Financial Times FT.com

NBC aims at surge in digital activities

By Andrew Edgecliffe-Johnson in London

Published: September 10 2006 22:01 | Last updated: September 10 2006 22:01

NBC Universal is planning a rapid acceleration of its digital activities in the hope of increasing online revenues five-fold by 2009.

The plans will centre on a redesign of iVillage, the women’s website bought for $600m in March, but will also include the launch of a subscription website for CNBC, its business channel.

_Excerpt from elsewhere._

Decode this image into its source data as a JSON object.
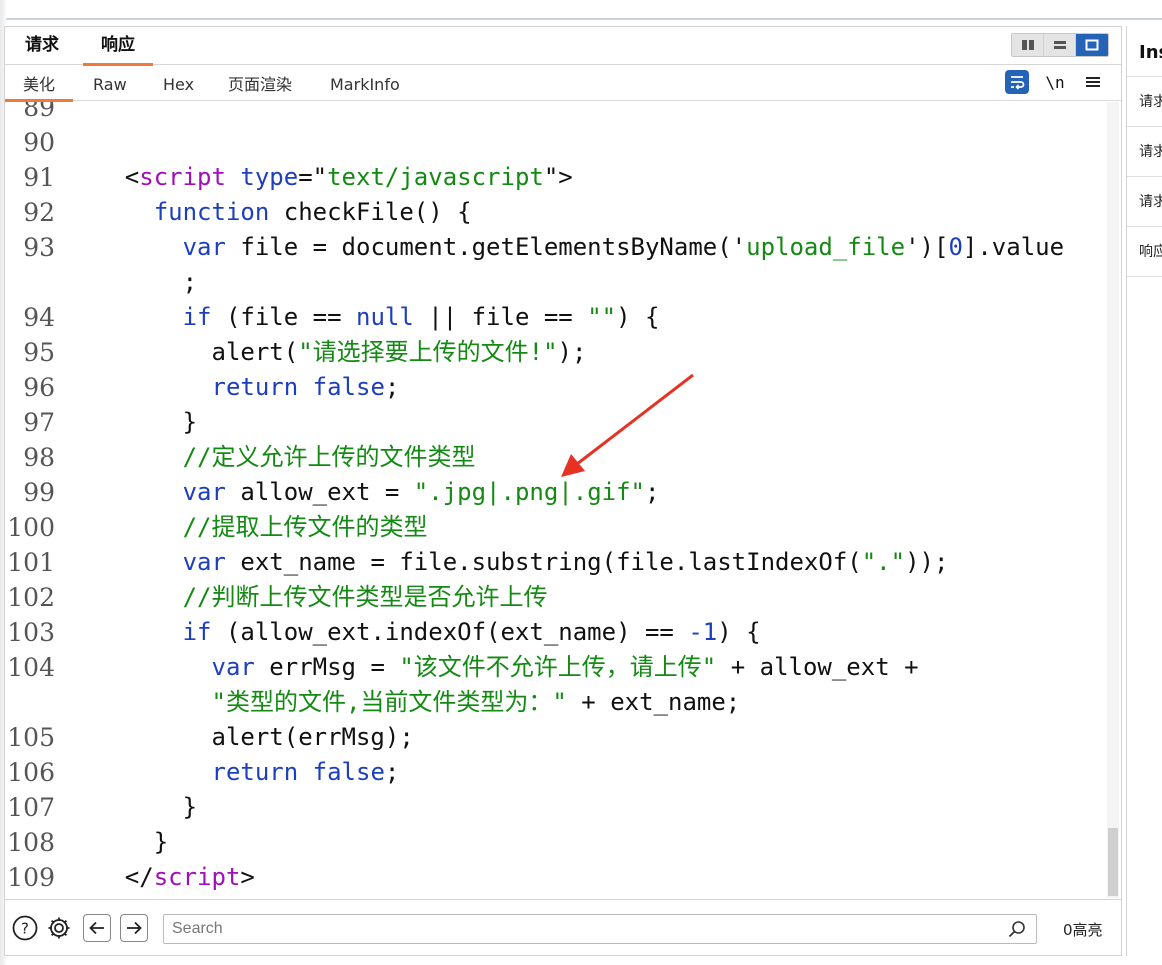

Bob Wright, NBC chief executive, told the Financial Times iVillage would become the cornerstone of the GE-controlled group’s online activities, much as MySpace has become for News Corporation. The relaunch of iVillage, which attracts about 15m users a month, will add video and community tools, allowing its core audience of women aged between 30 and 50 to swap ideas and advice about topics ranging from health to news.

Mr Wright said it would be tied much more closely to NBC’s television programmes, highlighting the opportunity for cross-branding with the Today show, its morning magazine programme. “You’re going to see a lot more editorial combinations. It may be as common to see iVillage bringing material to the Today show as the Today show bringing material to iVillage,” he said.

It will this year launch iVillage Live, a television show available on the site, which it will also offer to television stations in the NBC network. The site’s relaunch will target advertising revenues from the beauty, health and fashion categories, but may also include subscription elements.

NBC is testing a new website for CNBC. The site will charge subscriptions for access to all interviews and features run on the cable channel, as well as real-time charts and a search engine.

The site, which will take advantage of the fact CNBC’s content is digital and easily transferable to the internet, will launch in the US at the end of the year and be rolled out internationally.

Analysts expect NBC’s digital initiatives to generate $1bn in revenues by 2009, up from $200m this year, and to generate margins of 35 to 40 per cent. Mr Wright said it was also looking at small acquisitions of marketing services companies.